The Testosterone Side Effects You Should Know About
Although attitudes towards testosterone supplementing have improved during the last 10 years, many people are still hesitant to use testosterone shots, supplements, gels, or patches.
To some extent, this hesitancy is well-founded as these methods of putting synthetic (i.e. man-made in a laboratory) testosterone into the body have the potential to cause side effects, say medical experts from the Mayo Clinic and WebMD.
Then again, side effects may not be a concern at all. “All medicines may cause side effects, but many people have no, or minor side effects,” explains an article on Drugs.com; speaking about testosterone side effects
The fact is–even after talking to a doctor–you won’t know how your body will respond to a synthetic testosterone product until you try it. But before you try, here are some testosterone side effects you should know about:
Unpleasant/Mild Side Effects
While some side effects aren’t necessarily life threatening or painful, they are still unpleasant in that they can change your appearance and overall body function. Here are just a couple side effects that aren’t dangerous; but are still unsightly, unpleasant and sometimes unavoidable.
Infertility: The body naturally produces testosterone through the testes, but when outside testosterone is put into the body, the testes may stop producing testosterone naturally in order to maintain balance. This stoppage of natural testosterone production can lead to infertility; especially if the testosterone supplement is taken over long periods of time. The best way to avoid this is to take a supplement in cycles.
Acne: When you receive a large, unexpected intake of a testosterone, it throws your body into a hormonal imbalance which leads to increased oil production. And acne is often the result, just like it was during puberty.

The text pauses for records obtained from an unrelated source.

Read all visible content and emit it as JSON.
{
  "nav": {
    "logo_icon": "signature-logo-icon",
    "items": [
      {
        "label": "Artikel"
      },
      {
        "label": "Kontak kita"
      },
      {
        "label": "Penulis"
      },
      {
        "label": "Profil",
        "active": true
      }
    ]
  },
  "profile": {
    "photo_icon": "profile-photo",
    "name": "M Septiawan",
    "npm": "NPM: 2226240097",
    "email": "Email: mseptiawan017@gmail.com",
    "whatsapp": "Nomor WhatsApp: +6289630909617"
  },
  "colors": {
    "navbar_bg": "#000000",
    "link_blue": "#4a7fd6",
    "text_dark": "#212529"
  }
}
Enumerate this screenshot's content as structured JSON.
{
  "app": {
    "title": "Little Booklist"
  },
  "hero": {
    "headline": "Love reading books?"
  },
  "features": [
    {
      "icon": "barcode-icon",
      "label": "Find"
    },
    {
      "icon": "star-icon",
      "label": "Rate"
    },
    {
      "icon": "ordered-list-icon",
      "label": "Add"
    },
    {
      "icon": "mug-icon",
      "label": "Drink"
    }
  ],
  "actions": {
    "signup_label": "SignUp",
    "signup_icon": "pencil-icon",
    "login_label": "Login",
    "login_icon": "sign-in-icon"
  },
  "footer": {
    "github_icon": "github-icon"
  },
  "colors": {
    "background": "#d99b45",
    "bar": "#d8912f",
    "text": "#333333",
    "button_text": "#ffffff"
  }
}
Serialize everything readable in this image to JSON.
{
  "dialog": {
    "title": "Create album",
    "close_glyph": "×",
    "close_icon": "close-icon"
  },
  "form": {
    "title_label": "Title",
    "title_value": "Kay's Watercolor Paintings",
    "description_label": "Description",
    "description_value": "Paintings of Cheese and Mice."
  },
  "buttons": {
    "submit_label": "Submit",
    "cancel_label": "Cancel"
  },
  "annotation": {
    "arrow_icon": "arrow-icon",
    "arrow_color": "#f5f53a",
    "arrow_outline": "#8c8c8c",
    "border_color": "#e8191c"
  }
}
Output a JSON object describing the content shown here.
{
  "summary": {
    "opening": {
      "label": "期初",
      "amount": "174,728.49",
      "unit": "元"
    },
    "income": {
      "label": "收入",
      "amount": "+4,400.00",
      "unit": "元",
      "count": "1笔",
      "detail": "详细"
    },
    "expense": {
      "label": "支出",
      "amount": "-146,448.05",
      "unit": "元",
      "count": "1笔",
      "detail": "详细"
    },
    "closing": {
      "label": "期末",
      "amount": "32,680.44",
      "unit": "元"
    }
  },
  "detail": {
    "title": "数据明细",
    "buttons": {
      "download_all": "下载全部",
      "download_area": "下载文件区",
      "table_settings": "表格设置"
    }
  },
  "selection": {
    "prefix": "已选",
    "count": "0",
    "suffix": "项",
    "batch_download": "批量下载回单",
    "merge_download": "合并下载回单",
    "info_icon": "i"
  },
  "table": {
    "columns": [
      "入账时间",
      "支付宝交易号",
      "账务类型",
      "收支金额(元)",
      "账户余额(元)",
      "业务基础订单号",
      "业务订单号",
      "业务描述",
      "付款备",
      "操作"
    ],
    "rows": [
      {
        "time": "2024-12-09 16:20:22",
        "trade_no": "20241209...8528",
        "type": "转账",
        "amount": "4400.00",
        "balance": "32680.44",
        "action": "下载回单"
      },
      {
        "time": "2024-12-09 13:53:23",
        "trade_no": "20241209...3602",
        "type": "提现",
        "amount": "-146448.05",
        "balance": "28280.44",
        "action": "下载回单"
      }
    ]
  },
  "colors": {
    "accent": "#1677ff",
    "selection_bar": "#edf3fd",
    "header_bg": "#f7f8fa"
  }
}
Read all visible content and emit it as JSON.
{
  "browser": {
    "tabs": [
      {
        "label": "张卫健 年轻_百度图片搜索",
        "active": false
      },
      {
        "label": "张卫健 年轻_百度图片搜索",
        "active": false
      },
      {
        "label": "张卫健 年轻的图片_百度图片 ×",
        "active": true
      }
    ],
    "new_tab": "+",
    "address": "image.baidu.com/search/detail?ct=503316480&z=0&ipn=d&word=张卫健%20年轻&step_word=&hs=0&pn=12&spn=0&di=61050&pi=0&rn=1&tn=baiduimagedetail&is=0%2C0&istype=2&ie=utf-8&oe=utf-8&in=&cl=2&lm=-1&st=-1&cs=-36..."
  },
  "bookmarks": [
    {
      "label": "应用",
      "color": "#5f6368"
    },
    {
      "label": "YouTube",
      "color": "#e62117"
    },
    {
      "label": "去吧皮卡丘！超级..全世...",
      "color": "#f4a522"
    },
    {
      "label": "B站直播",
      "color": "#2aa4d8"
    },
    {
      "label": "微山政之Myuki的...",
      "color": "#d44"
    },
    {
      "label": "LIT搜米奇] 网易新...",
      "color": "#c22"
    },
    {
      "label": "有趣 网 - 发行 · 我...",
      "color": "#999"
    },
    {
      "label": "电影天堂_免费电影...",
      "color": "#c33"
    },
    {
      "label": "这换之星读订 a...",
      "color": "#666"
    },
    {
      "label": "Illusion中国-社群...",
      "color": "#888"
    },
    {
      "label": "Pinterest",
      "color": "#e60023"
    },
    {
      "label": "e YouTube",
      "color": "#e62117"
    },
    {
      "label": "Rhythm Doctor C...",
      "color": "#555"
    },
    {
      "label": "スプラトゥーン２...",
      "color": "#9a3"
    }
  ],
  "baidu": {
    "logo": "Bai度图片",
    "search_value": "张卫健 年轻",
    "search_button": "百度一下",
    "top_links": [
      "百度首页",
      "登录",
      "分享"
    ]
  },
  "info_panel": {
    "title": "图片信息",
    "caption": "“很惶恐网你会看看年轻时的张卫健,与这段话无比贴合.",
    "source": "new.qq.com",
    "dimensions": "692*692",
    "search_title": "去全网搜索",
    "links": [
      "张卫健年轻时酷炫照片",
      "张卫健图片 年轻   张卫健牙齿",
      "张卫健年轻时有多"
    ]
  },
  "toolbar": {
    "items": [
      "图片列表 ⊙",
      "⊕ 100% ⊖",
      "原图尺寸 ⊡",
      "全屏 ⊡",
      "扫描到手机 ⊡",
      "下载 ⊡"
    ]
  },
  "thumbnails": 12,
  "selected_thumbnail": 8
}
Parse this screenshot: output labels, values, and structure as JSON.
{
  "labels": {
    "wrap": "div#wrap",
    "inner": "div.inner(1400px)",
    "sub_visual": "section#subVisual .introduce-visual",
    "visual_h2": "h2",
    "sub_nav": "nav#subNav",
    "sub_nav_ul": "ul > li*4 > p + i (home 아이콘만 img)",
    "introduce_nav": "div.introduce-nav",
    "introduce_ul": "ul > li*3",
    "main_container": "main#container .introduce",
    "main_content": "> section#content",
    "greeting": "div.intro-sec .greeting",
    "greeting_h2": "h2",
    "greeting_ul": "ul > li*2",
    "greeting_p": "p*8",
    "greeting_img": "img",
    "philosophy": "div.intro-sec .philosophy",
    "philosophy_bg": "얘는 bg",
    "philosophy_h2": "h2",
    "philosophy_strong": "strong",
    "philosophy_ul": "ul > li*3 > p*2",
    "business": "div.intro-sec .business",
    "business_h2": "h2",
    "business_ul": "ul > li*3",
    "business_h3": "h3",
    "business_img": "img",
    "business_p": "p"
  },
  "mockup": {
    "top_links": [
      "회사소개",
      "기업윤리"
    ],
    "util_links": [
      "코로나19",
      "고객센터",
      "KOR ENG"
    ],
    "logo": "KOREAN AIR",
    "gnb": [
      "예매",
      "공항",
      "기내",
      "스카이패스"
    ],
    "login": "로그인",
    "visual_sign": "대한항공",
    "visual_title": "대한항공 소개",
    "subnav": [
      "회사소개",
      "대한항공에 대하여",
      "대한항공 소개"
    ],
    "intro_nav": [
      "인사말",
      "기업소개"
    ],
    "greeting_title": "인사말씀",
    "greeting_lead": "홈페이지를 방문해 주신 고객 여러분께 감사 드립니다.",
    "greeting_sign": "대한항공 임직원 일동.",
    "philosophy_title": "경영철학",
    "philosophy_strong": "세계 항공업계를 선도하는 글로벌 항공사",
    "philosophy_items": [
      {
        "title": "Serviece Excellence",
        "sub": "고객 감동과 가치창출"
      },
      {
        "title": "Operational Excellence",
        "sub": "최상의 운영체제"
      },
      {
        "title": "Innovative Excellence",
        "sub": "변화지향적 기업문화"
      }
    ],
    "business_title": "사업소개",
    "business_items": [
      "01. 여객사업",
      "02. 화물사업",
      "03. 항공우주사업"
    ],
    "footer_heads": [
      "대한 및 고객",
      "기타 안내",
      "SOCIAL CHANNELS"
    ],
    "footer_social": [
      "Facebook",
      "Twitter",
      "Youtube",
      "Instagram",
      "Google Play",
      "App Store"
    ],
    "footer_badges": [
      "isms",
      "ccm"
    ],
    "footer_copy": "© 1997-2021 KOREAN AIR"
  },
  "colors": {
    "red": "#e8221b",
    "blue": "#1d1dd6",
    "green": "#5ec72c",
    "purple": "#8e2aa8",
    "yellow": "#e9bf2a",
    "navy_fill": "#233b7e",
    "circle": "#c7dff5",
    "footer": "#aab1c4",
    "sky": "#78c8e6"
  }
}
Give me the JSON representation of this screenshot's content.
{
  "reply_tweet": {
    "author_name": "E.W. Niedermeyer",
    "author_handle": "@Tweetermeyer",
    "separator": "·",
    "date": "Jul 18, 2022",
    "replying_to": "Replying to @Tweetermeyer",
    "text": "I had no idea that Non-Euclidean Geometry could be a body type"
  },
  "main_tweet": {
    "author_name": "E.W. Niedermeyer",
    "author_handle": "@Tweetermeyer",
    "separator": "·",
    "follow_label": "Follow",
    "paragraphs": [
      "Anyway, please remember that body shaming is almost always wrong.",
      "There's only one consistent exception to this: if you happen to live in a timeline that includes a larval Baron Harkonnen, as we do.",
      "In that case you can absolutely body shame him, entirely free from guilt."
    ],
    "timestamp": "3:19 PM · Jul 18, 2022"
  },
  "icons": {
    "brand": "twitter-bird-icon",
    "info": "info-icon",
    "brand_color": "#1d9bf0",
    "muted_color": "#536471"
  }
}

Male Pattern Baldness: Testosterone in and of itself does not cause male pattern baldness. Instead, your body naturally converts testosterone in a secondary hormone called DHT (dihydrotestosterone). DHT then causes hair follicles to grow shorter, thin out and eventually lead to male pattern baldness.
Gynecomastia: When individuals increase their testosterone levels, the male body attempts to create a hormonal balance by producing an equal amount of estrogen. Excess estrogen in men can cause fat to build up in the abdomen and pectoral areas giving a woman-like appearance. This is called gynecomastia.
Additional mild side effects reported by the Cleveland Clinic are…
• Mild fluid retention
• Worsening of sleep apnea
• Decreased testicular size and sperm production
Dangerous Side Effects
Along with some of the unsightly testosterone side effects, synthetic products also pose the risk of potentially dangerous effects. Most of these effects aren’t always avoidable and may seem relatively rare, but should still be taken into account.
Liver Damage: Testosterone products, especially ones you consume orally, pose the risk of serious liver problems.
Enlarged Prostate: While the cause is still relatively unknown, some researchers claim that estrogen and DHT may be a factor in prostate enlargement. DHT and estrogen can be increased with higher testosterone levels.
Higher Red Blood Cell Count: According to the Mayo Clinic, testosterone may cause your body to make too many red blood cells (polycythemia), which might increase your risk for heart disease.
How to Avoid Testosterone Side Effects
In order to avoid these common side effects associated with synthetic testosterone products, there are a few steps you can follow.
1. Go Natural: Look for natural testosterone boosters that contain ingredients like magnesium and zinc. Extracts from plants–such as fenugreek, eurycoma longifolia, and tribulus terrestris–can also be helpful. If Mother Nature did not intend for it to be in your body, stay away from it!
2. Follow Directions: Some testosterone boosters require a cycle period where you go on the supplement for a number of weeks followed by an “off period.” There is a reason manufacturers suggest this, so follow those recommendations.
3. Do Some Research: Many companies claim to use safe and effective ingredients, but the testing behind those ingredients may be faulty. When researching an ingredient, ask yourself a few questions: “Was the study in vitro, in rats, or in humans?” “What was the dosage used and does the product contain the effective amount?” “What was the average age of participants?”
The truth is, some products–synthetic and natural–give the entire market a bad name, but not all products cause testosterone side effects. With a little research, you can find a product that effectively increases testosterone levels without causing risky and unpleasant side effects.